To run bioyatea, a configuration file is needed (usually bioyatea.rc in /etc/bioyatea). This file describes the behaviour of the term extractor. You have to indicate the language of the configuration file you use (see section CONFIGURATION FILE FORMAT of Lingua::YaTeA
for more details, ). It also indicates the path of the configuration files for the linguistic analysis. You have to adapt the path if your configuration is not standard.

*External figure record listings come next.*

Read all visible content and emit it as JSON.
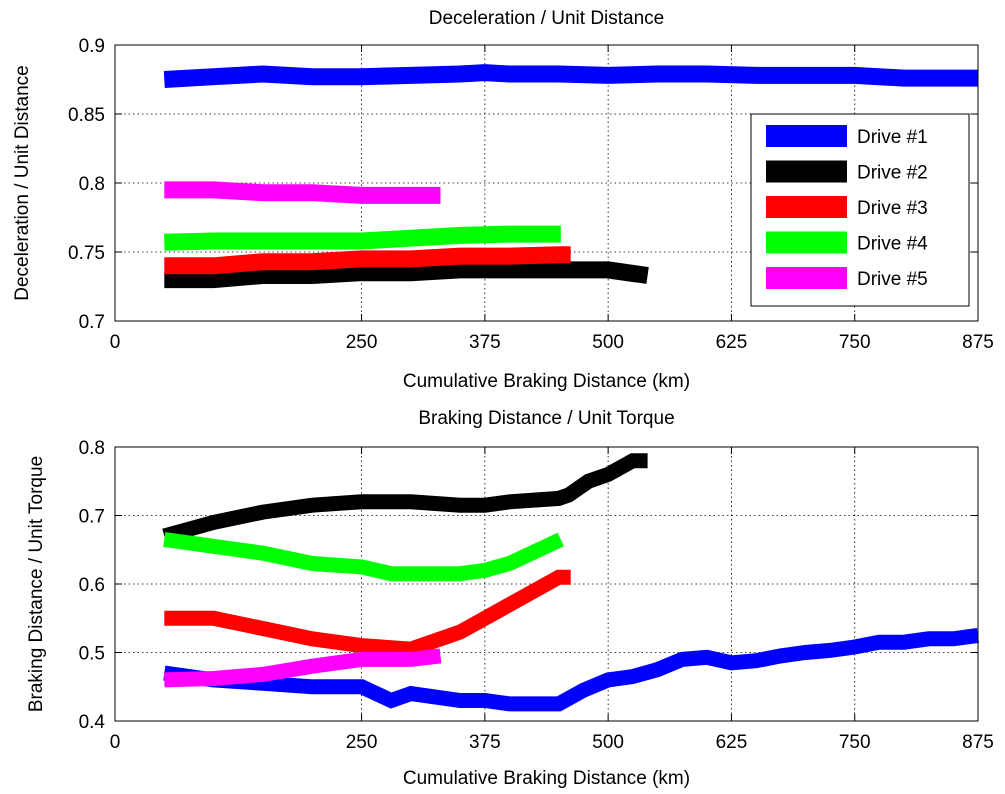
{
  "chart_data": [
    {
      "type": "line",
      "title": "Deceleration / Unit Distance",
      "xlabel": "Cumulative Braking Distance (km)",
      "ylabel": "Deceleration / Unit Distance",
      "xlim": [
        0,
        875
      ],
      "ylim": [
        0.7,
        0.9
      ],
      "xticks": [
        0,
        250,
        375,
        500,
        625,
        750,
        875
      ],
      "yticks": [
        0.7,
        0.75,
        0.8,
        0.85,
        0.9
      ],
      "ytick_labels": [
        "0.7",
        "0.75",
        "0.8",
        "0.85",
        "0.9"
      ],
      "grid": true,
      "legend": "right",
      "series": [
        {
          "name": "Drive #1",
          "color": "#0000ff",
          "x": [
            50,
            100,
            150,
            200,
            250,
            300,
            350,
            375,
            400,
            450,
            500,
            550,
            600,
            650,
            700,
            750,
            800,
            875
          ],
          "y": [
            0.875,
            0.877,
            0.879,
            0.877,
            0.877,
            0.878,
            0.879,
            0.88,
            0.879,
            0.879,
            0.878,
            0.879,
            0.879,
            0.878,
            0.878,
            0.878,
            0.876,
            0.876
          ]
        },
        {
          "name": "Drive #2",
          "color": "#000000",
          "x": [
            50,
            100,
            150,
            200,
            250,
            300,
            350,
            400,
            450,
            500,
            540
          ],
          "y": [
            0.73,
            0.73,
            0.733,
            0.733,
            0.735,
            0.735,
            0.737,
            0.737,
            0.737,
            0.737,
            0.733
          ]
        },
        {
          "name": "Drive #3",
          "color": "#ff0000",
          "x": [
            50,
            100,
            150,
            200,
            250,
            300,
            350,
            400,
            450,
            462
          ],
          "y": [
            0.74,
            0.74,
            0.743,
            0.743,
            0.745,
            0.745,
            0.747,
            0.747,
            0.748,
            0.748
          ]
        },
        {
          "name": "Drive #4",
          "color": "#00ff00",
          "x": [
            50,
            100,
            150,
            200,
            250,
            300,
            350,
            400,
            450,
            452
          ],
          "y": [
            0.757,
            0.758,
            0.758,
            0.758,
            0.758,
            0.76,
            0.762,
            0.763,
            0.763,
            0.763
          ]
        },
        {
          "name": "Drive #5",
          "color": "#ff00ff",
          "x": [
            50,
            100,
            150,
            200,
            250,
            300,
            330
          ],
          "y": [
            0.795,
            0.795,
            0.793,
            0.793,
            0.791,
            0.791,
            0.791
          ]
        }
      ]
    },
    {
      "type": "line",
      "title": "Braking Distance / Unit Torque",
      "xlabel": "Cumulative Braking Distance (km)",
      "ylabel": "Braking Distance / Unit Torque",
      "xlim": [
        0,
        875
      ],
      "ylim": [
        0.4,
        0.8
      ],
      "xticks": [
        0,
        250,
        375,
        500,
        625,
        750,
        875
      ],
      "yticks": [
        0.4,
        0.5,
        0.6,
        0.7,
        0.8
      ],
      "ytick_labels": [
        "0.4",
        "0.5",
        "0.6",
        "0.7",
        "0.8"
      ],
      "grid": true,
      "series": [
        {
          "name": "Drive #1",
          "color": "#0000ff",
          "x": [
            50,
            100,
            150,
            200,
            250,
            280,
            300,
            350,
            375,
            400,
            440,
            450,
            475,
            500,
            525,
            550,
            575,
            600,
            625,
            650,
            675,
            700,
            725,
            750,
            775,
            800,
            825,
            850,
            875
          ],
          "y": [
            0.47,
            0.46,
            0.455,
            0.45,
            0.45,
            0.43,
            0.44,
            0.43,
            0.43,
            0.425,
            0.425,
            0.425,
            0.445,
            0.46,
            0.465,
            0.475,
            0.49,
            0.493,
            0.485,
            0.488,
            0.495,
            0.5,
            0.503,
            0.508,
            0.515,
            0.515,
            0.52,
            0.52,
            0.525
          ]
        },
        {
          "name": "Drive #2",
          "color": "#000000",
          "x": [
            50,
            100,
            150,
            200,
            250,
            300,
            350,
            375,
            400,
            450,
            460,
            480,
            500,
            525,
            540
          ],
          "y": [
            0.67,
            0.69,
            0.705,
            0.715,
            0.72,
            0.72,
            0.715,
            0.715,
            0.72,
            0.725,
            0.73,
            0.75,
            0.76,
            0.78,
            0.78
          ]
        },
        {
          "name": "Drive #3",
          "color": "#ff0000",
          "x": [
            50,
            100,
            150,
            200,
            250,
            300,
            350,
            375,
            400,
            450,
            462
          ],
          "y": [
            0.55,
            0.55,
            0.535,
            0.52,
            0.51,
            0.505,
            0.53,
            0.55,
            0.57,
            0.61,
            0.61
          ]
        },
        {
          "name": "Drive #4",
          "color": "#00ff00",
          "x": [
            50,
            100,
            150,
            200,
            250,
            280,
            300,
            350,
            375,
            400,
            452
          ],
          "y": [
            0.665,
            0.655,
            0.645,
            0.63,
            0.625,
            0.615,
            0.615,
            0.615,
            0.62,
            0.63,
            0.665
          ]
        },
        {
          "name": "Drive #5",
          "color": "#ff00ff",
          "x": [
            50,
            100,
            150,
            200,
            250,
            300,
            330
          ],
          "y": [
            0.46,
            0.462,
            0.468,
            0.48,
            0.49,
            0.49,
            0.495
          ]
        }
      ]
    }
  ]
}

An example of the configuration file is available in etc/bioyatea/bioyatea.rc
from the archive directory.
- The most common command line to run BioYaTeA is
-
bioyatea -e TreeTaggerOutputFile.ttg
It is assumed that the directory containing the program bioyatea is in your PATH variable and that the configuration file is
/etc/bioyatea/bioyatea.rc
. - If you are not allow to copy the configuration file
bioyatea.rc
in the directory/etc/bioyatea
(or create this directory), or if you want to use your own configuration file, you can specify the file with its path by using the option--rcfile
-
bioyatea -e --rcfile MyBioYaTeAConfig.rc TreeTaggerOutputFile.ttg
More examples of the use of bioyaeta script is given below.
INPUT/OUTPUT FILE FORMATS
See Documentation in Lingua::YaTeA
EXAMPLES
Processing of a file without post-processing, with the default configuration file (/etc/bioyatea/bioyatea.rc
):
bioyatea -e sampleEN.ttg
Processing of a file without post-processing. The configuration file is given in the option --rcfile
:
bioyatea -e --rcfile etc/bioyatea.rc sampleEN.ttg
Processing of a file with post-processing:
bioyatea -e --rcfile etc/bioyatea.rc --post-processing-config etc/post-processing-filtering.conf --post-processing sampleEN-PP.xml sampleEN.ttg
Only post-processing a file (XML YaTeA output format):
bioyatea --post-processing-config etc/post-processing-filtering.conf --post-processing sampleEN-PP.xml sampleEN-output.xml
Processing of a file with pre-processing:
bioyatea -e --rcfile etc/bioyatea.rc --pre-processing sampleEN-prepro.ttg sampleEN.ttg
Only pre-processing a file (TreeTagger output format):
bioyatea --pre-processing sampleEN-prepro.ttg sampleEN.ttg
Processing of a file with pre-processing and post-processing:
bioyatea -e --rcfile etc/bioyatea.rc --post-processing-config etc/post-processing-filtering.conf --post-processing sampleEN-PP.xml --pre-processing sampleEN-prepro.ttg sampleEN.ttg
SEE ALSO
Documentation of Lingua::YaTeA
AUTHORS
Wiktoria Golik <wiktoria.golik@jouy.inra.fr>, Zorana Ratkovic <Zorana.Ratkovic@jouy.inra.fr>, Robert Bossy <Robert.Bossy@jouy.inra.fr>, Claire Nédellec <claire.nedellec@jouy.inra.fr>, Thierry Hamon <thierry.hamon@univ-paris13.fr>
LICENSE
Copyright (C) 2012 Wiktoria Golik, Zorana Ratkovic, Robert Bossy, Claire Nédellec and Thierry Hamon
This library is free software; you can redistribute it and/or modify it under the same terms as Perl itself, either Perl version 5.8.6 or, at your option, any later version of Perl 5 you may have available.